The slow summer has pushed Hunter Group’s bottom line into the red.

The Morten Astrup and Arne Fredly-backed company said on Tuesday that its two chartered-in VLCCs were chartered out at an average of $32,015 per day in June.

The company is paying $51,750 per day for each of the ships, pushing the margin to -$19,735 per day and working out to a net result of -$1.2m.

It was Oslo-listed Hunter Group’s worst monthly performance since it started reporting in February.

The only other time the net result has fallen below zero was in April, when it was charting its vessels out for $45,180 per day, pushing the margin to -$6,750 per day and the result to -$349,170.
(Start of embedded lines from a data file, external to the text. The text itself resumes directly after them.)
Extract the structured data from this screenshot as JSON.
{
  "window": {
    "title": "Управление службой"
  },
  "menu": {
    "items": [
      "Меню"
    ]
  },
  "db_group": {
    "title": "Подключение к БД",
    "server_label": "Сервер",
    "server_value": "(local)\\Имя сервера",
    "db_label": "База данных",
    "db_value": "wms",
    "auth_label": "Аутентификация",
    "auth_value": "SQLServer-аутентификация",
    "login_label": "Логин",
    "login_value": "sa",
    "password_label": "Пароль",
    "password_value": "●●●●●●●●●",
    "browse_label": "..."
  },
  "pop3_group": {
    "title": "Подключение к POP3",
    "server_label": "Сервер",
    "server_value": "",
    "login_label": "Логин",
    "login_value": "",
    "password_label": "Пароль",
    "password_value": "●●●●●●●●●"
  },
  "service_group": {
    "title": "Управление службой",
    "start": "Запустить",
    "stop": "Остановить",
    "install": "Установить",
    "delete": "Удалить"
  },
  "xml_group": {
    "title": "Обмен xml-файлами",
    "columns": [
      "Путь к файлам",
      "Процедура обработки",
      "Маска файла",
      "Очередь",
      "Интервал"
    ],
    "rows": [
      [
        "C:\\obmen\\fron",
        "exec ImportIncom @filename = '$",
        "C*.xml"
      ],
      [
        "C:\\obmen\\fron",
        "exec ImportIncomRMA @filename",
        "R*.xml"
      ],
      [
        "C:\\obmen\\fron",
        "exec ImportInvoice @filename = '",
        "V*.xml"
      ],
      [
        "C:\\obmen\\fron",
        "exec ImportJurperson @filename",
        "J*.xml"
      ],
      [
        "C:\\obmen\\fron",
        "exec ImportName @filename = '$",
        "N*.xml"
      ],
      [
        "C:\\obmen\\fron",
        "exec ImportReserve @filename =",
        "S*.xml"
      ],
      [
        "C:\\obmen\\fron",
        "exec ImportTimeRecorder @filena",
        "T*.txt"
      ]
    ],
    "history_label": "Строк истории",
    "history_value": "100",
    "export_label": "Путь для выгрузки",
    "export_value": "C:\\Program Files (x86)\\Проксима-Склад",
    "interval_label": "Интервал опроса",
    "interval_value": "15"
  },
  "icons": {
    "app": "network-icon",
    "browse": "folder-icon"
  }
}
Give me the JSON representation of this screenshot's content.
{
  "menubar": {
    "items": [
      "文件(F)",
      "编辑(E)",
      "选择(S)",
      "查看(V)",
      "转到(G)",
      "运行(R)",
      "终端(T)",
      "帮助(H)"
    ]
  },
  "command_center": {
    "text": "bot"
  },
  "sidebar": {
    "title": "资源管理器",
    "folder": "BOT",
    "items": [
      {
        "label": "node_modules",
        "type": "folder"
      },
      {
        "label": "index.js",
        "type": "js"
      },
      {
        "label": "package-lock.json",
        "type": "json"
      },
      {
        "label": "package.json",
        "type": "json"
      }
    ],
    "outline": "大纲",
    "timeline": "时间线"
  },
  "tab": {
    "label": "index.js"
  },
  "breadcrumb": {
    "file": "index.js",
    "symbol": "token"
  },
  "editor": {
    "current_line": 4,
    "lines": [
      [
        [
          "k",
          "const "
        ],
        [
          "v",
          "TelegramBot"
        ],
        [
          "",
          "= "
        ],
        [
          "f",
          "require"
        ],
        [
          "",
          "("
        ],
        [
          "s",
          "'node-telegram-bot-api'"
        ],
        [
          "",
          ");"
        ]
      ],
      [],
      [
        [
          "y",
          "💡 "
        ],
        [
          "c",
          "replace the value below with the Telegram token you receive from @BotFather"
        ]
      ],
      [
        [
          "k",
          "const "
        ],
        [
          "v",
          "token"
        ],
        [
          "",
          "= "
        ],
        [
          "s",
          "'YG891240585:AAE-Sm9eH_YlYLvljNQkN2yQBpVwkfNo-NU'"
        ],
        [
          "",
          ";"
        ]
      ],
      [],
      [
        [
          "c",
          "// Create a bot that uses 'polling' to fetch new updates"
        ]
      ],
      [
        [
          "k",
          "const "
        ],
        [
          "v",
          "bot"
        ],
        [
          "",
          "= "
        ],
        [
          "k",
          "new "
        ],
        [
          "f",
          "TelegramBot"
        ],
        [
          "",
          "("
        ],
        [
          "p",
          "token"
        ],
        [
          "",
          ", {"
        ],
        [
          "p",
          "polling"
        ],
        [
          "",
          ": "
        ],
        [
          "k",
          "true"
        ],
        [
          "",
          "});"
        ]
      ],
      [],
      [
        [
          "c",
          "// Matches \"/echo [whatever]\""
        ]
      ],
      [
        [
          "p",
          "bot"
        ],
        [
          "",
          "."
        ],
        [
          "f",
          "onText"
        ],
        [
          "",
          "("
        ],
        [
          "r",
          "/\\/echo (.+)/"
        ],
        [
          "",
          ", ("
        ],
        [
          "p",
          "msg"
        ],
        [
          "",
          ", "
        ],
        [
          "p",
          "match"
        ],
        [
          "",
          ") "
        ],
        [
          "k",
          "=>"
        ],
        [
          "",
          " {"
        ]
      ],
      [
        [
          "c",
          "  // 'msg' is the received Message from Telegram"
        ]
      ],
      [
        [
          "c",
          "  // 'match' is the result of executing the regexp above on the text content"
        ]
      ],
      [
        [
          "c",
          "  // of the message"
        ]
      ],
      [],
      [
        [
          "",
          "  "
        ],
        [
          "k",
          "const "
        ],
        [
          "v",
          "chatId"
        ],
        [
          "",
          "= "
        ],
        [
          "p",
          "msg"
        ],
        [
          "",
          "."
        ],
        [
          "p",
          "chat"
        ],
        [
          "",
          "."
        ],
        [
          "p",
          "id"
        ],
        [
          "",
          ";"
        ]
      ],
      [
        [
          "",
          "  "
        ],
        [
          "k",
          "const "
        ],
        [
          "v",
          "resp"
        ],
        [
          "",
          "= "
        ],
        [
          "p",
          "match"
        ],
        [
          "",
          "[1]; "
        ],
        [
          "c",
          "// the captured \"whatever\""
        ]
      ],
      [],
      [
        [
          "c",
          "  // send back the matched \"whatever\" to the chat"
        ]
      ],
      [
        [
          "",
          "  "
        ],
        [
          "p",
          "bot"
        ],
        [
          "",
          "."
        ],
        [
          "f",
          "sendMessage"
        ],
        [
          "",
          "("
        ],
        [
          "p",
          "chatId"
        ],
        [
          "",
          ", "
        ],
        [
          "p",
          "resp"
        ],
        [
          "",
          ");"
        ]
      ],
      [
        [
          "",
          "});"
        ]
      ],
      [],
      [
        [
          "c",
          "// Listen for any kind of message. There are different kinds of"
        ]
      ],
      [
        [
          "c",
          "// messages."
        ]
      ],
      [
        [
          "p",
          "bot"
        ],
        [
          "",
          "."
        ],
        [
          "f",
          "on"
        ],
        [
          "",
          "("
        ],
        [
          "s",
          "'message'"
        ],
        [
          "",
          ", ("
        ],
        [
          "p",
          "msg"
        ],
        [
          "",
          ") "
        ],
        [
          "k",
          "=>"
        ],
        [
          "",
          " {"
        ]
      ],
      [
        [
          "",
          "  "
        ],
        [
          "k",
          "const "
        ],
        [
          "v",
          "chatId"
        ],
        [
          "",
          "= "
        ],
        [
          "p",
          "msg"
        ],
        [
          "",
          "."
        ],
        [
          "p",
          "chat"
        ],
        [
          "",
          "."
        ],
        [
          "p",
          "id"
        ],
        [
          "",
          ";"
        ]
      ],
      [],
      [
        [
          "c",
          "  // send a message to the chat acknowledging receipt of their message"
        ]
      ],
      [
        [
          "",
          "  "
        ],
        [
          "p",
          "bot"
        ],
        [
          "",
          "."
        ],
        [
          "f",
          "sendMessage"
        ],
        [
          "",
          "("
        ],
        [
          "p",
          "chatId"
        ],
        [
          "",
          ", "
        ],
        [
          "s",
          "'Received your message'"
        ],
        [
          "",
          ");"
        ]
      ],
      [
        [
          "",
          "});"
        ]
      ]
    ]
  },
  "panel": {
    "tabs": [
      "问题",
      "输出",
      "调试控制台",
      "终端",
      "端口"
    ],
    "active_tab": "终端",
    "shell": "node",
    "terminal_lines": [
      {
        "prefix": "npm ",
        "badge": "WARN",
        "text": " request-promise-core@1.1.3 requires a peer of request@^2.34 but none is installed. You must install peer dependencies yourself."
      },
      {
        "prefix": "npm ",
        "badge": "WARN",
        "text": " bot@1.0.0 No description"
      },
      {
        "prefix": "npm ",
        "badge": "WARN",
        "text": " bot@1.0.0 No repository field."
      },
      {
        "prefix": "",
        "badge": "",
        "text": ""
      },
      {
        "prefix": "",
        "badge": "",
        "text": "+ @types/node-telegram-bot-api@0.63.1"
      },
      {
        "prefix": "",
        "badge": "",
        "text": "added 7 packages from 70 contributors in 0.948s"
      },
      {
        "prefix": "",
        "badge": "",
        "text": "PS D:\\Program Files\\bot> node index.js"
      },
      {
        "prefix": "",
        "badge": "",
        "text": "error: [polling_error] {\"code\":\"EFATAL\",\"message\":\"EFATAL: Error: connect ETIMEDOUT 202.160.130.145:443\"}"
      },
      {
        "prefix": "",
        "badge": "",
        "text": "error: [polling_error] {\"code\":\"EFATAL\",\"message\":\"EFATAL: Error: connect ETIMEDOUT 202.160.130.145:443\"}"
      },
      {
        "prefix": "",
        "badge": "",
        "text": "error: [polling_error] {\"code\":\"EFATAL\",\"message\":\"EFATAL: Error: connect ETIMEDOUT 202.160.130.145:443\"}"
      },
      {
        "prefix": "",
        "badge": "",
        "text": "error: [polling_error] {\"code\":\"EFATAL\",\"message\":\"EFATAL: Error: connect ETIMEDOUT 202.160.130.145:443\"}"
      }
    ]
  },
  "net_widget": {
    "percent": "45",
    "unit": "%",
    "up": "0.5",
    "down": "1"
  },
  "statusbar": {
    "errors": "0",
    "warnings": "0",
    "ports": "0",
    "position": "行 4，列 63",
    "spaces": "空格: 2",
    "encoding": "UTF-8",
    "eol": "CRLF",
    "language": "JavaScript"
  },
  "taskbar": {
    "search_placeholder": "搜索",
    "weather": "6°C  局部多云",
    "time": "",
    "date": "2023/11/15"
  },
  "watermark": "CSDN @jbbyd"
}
Despite a rosy supply picture — although there has been an uptick in ordering, the book stands at just 6.78% of the total fleet — a lack of activity during the typically slow summer months has pulled down VLCC rates.

Fearnleys has bemoaned the few fixtures and lacklustre rates in recent weeks, last month appealing to owners to wait until the autumn as volume counts were flat cyclically and second-half rates were ticking up on paper.

But spot rates remain low, with Howe Robinson reporting on Monday a non-eco VLCC on the Middle East Gulf to China route earning $18,847 per day.

That figure rises to $24,833 per day for an eco-designed ship.

The US Gulf to China route remains the richest at the moment. The broker estimates an eco-designed ship would earn $35,585 per day and a non-eco ship $29,550 per day.